Le critère de culture nationale d’origine a quand même été abordé par Wushuang et Xiang pour établir cette relation entre le soi et les autres en parlant du présent. Après avoir parlé des stéréotypes qu’elle avait rencontrés dans la vie, Wushuang a partagé sa stratégie pour y face :

Moi : Comment réagissez-vous face aux stéréotypes ?

Wushuang : Il faut être rationnel quand on veut effacer les stéréotypes des autres. Je vous dis cela parce que j’ai des camarades chinois très irrationnels lorsqu’il est question de Taïwan posées par les camarades d’autres pays, qui vont sûrement croire que les Chinois sont tous comme ça.

Pour Wushuang, les stéréotypes semblent assez gênants, celle-ci ayant exprimé son désir de les effacer. Il s’agit ici d’une distinction soi/autres avec un critère national. Ses termes « les stéréotypes des autres » et « les camarades d’autres pays » démontrent qu'elle se considère membre de la communauté chinoise, car l’expression « les camarades d’autres pays » fait l’objet d’un contraste avec « des camarades chinois ». Bien que Wushuang se croie différente par rapport aux « camarades chinois très irrationnels », ce n’est pas ce qu’elle a souligné dans ce cas-ci. Elle a plutôt dessiné la frontière entre la collectivité chinoise, dont le soi faisait partie, et les autres pays, en empruntant littéralement le mot « autres » et en répondant à une question sur le comportement face aux stéréotypes sur son pays d’origine et ses compatriotes. Ici, le terme les « autres » correspond à un critère national. Pour Wushuang, ce qui est différent par rapport à la relation nous/eux entre les Chinois et les étrangers, c’est sa

propre stratégie de conduite face aux « autres ». Il s’agit d’une relation entre un individu comme soi et une collectivité comme autres.

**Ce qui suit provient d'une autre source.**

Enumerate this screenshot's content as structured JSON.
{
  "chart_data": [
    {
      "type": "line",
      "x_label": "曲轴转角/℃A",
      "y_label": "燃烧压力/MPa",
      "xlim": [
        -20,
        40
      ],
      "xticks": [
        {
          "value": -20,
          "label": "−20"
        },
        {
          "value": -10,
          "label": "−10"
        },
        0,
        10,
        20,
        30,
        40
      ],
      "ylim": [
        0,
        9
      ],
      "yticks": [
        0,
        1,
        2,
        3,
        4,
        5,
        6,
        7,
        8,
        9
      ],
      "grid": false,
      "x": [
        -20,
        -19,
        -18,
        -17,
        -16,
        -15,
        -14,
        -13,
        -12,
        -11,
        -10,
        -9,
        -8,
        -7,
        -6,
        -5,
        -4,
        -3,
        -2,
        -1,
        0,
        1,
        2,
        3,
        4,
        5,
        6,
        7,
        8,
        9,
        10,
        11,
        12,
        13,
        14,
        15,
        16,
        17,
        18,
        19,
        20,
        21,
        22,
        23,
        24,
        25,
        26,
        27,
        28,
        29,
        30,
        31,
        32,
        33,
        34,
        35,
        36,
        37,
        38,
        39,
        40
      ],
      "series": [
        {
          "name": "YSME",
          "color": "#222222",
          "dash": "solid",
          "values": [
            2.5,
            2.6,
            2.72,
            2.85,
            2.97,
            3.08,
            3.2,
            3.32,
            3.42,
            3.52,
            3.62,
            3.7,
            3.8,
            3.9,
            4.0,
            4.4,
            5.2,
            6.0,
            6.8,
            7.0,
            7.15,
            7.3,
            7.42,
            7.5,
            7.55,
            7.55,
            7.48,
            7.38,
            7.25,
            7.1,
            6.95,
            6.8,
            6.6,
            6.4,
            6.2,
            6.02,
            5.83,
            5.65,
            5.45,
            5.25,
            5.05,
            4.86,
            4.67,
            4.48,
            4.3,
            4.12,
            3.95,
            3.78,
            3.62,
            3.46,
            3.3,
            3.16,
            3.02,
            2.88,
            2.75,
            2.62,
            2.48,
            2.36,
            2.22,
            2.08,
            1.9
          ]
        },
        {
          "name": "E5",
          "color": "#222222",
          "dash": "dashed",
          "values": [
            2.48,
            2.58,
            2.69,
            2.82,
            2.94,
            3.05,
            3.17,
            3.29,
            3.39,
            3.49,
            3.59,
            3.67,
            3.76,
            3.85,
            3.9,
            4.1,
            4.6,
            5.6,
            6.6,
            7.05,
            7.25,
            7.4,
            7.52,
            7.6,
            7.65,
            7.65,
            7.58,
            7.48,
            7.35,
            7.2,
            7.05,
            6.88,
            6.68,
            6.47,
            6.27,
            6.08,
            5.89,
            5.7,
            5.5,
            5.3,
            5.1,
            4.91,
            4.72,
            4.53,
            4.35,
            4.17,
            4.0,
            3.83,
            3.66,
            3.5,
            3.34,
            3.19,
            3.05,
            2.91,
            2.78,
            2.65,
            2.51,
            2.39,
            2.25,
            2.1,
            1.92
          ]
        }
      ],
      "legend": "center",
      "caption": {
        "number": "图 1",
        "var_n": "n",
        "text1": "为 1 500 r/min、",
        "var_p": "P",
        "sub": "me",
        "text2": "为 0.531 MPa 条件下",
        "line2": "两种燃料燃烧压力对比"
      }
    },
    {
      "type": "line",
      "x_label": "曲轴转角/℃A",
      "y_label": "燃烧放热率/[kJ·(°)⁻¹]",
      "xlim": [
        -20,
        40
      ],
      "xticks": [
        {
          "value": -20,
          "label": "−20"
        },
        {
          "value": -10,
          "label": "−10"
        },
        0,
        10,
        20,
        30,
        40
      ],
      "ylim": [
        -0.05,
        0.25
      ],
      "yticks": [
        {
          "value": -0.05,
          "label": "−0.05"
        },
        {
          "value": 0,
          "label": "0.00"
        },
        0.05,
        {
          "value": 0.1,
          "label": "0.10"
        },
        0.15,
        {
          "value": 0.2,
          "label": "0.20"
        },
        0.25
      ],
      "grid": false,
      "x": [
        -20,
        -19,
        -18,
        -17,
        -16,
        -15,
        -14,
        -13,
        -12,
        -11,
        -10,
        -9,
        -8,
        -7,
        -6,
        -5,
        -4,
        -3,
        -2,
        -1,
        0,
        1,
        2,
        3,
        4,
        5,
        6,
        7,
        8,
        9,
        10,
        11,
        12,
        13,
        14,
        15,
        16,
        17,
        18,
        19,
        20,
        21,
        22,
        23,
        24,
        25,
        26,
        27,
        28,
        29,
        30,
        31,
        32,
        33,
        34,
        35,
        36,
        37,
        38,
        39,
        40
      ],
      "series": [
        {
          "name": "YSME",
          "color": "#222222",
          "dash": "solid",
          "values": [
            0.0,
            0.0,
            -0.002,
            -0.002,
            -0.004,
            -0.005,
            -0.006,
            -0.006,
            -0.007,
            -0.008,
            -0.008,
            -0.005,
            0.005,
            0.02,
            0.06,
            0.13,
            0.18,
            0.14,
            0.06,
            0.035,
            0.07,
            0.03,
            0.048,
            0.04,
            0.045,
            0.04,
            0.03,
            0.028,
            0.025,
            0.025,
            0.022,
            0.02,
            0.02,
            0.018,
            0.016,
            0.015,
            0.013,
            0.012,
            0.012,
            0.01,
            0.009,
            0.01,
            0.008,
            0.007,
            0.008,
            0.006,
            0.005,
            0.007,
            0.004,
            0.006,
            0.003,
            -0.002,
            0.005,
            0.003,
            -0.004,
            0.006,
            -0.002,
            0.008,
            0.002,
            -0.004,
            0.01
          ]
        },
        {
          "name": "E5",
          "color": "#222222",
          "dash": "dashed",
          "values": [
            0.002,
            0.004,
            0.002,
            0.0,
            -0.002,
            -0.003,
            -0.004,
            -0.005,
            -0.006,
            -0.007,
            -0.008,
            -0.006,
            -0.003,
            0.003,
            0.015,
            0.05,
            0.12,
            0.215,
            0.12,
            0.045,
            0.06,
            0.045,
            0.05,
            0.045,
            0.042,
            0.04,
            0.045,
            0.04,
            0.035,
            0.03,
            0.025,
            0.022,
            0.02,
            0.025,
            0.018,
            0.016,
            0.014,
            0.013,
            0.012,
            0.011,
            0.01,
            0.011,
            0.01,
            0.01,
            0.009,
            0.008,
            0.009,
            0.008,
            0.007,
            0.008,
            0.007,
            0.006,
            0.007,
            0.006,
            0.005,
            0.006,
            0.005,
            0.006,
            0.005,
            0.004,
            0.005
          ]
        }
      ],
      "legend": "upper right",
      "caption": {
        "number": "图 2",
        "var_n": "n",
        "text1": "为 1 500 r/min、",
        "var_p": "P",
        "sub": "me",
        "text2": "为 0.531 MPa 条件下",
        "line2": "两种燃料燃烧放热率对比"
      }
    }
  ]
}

Xiang a parlé de son exposition à d’autres cultures avant d’aborder les stéréotypes : « Je vis principalement dans notre communauté, mon exposition à d’autres cultures est avec mon fils » (Xiang). Ici, l’adjectif possessif « notre » marque bien une appartenance à la communauté chinoise et le fait qu'elle prenne pour acquis que j'en fais aussi partie. L’expression « d’autres cultures », pour elle, réfère à toutes celles qui ne sont pas chinoises. Cette relation est fortement nationale, selon Xiang. Comme Wushuang, Xiang n’a pas parlé de la relation entre les collectivités Chinois/étrangers, mais a souligné l’interaction du soi (le sien) avec les autres non-Chinois. Séjournant au Canada depuis plus de neuf ans, elle garde tout de même le critère de culture nationale d’origine quand elle évalue ses relations avec les autres.